= Million Franc Race =

The Million Franc Race, or Prix du Million, was an effort in 1937 by the French Popular Front to induce French automobile manufacturers to develop race cars capable of competing with the advanced German Mercedes-Benz and Auto Union Silver Arrows racers of the time, which since 1933 were backed by the German government in a (largely successful) attempt to dominate the Grand Prix sport. Italy entered Alfa Romeo and Maserati.

Bugatti could not keep up in the 1930s, neither did other French brands. A first French public funding initiative after the 1934 French Grand Prix supported the S.E.F.A.C. car which failed at the 1935 French Grand Prix and later.

The prize money was a million francs, and to ensure that the competition tested each car's ultimate limits, rather than just the driver's skill in passing other drivers, the race was a time trial against the clock at the treacherous Autodrome de Montlhéry track, which had taken the life of the great Antonio Ascari.

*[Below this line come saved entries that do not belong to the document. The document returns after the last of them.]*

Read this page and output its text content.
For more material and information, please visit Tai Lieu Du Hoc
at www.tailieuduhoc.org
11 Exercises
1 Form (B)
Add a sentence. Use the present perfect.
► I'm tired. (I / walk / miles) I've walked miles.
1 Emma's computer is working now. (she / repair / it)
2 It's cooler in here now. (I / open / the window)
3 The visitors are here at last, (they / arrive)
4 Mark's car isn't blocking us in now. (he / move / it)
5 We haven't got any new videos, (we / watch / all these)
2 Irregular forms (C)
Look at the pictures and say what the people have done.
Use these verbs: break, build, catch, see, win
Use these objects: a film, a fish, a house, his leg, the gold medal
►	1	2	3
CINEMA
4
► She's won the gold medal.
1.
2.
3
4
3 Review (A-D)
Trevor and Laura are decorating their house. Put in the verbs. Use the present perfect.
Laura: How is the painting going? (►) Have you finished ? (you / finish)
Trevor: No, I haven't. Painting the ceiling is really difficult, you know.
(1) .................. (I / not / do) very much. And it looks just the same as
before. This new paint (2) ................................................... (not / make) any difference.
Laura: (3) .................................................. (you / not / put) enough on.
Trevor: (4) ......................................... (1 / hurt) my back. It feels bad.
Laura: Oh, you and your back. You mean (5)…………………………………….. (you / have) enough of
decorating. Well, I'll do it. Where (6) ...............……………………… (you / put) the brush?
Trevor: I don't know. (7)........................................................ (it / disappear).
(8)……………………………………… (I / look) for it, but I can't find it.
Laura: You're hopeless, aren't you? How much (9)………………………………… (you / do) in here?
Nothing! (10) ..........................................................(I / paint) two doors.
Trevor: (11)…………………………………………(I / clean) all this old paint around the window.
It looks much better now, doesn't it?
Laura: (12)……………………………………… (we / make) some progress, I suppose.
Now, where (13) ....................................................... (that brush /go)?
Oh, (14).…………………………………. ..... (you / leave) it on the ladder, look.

Each car had to drive sixteen laps (200 km) at an average speed of at least 146 km/h from a standing start. René Dreyfus was hired by Lucy O'Reilly Schell's Écurie Bleue team to drive a Delahaye 145 in testing and in the competition itself in which he risked death by setting a literally-blistering pace, wearing the special Dunlop tires down to the fabric but handily overwhelming all competitors except the Bugatti team. On the last day of the competition, the Bugatti entry, driven by Jean-Pierre Wimille, arrived. After spending most of the day repairing various mechanical problems, the Bugatti took to the track for its run towards sundown, accompanied by Dreyfus in the Delahaye in an attempt to protect his incipient victory. The two drivers pushed each other to incredible speed until the Bugatti once again broke under the strain, ensuring Delahaye the prize.

For the 1938 season, the engine size of Grand Prix cars was limited: 3 liter if supercharged, 4.5 if not. The Delahaye V12 fitted into the latter category, the S.E.F.A.C. in the former. The existing Silver Arrows of Mercedes and Auto Union with twice the engine size were this outlawed, and the German companies had to built smaller models.

The victorious Delahaye 145, known as the "Million Franc Delahaye", was driven by Dreyfus in the April 1938 at the Pau Grand Prix, a tight circuit running through village streets. Due to lower fuel consumption and a race without a pit stop, he could beat the legendary Rudolf Caracciola and his brand new and only later all-conquering 480 hp Mercedes-Benz W154, becoming a national hero in France.

Three Écurie Bleue Delahayes were entered for the 1938 French Grand Prix, but did not start due to a dispute about funding, as the 1938 Fonds de Course had been split among Bugatti and Talbot. Schell moved her team to Monaco.

One story tells us that when the Germans seized control of France during World War II, the "Million Franc Delahaye" was disassembled and hidden by sentimental French patriots to prevent it from falling into German hands, and its later whereabouts became unknown.

However, the fact is that Lucy O'Reilly Schell retained ownership of 48771, and her other four V12 engined racecars. She did not allow any "sentimental patriots" permission to dismantle and hide the car. Instead, she consigned it, and the other V12 racers, with The Wilson Garage's proprietor/owner Fernand Lacour, to be liquidated. Despite 48771 being advertised for sale, in mid 1938, not a single "sentimental patriot" expressed interest in buying it. Lacour secured storage for it in the south of France, near Lucy's new family home in neutral Monaco. The car was sold in 1945 to an unknown Nazi sympathizer, who commissioned Franay to design and build a low-slung attractive roadster body on the old Type 145 chassis. He vanished without paying Franay, who managed to have the car seized. Franay bought it at auction. Since then, two different cars have surfaced with credible claims to be the "Million Franc Delahaye", with two different collectors (Peter Mullin in 1987 for the Mullin Automotive Museum and/or Sam Mann) both claiming the privilege of owning this unique piece of automotive history.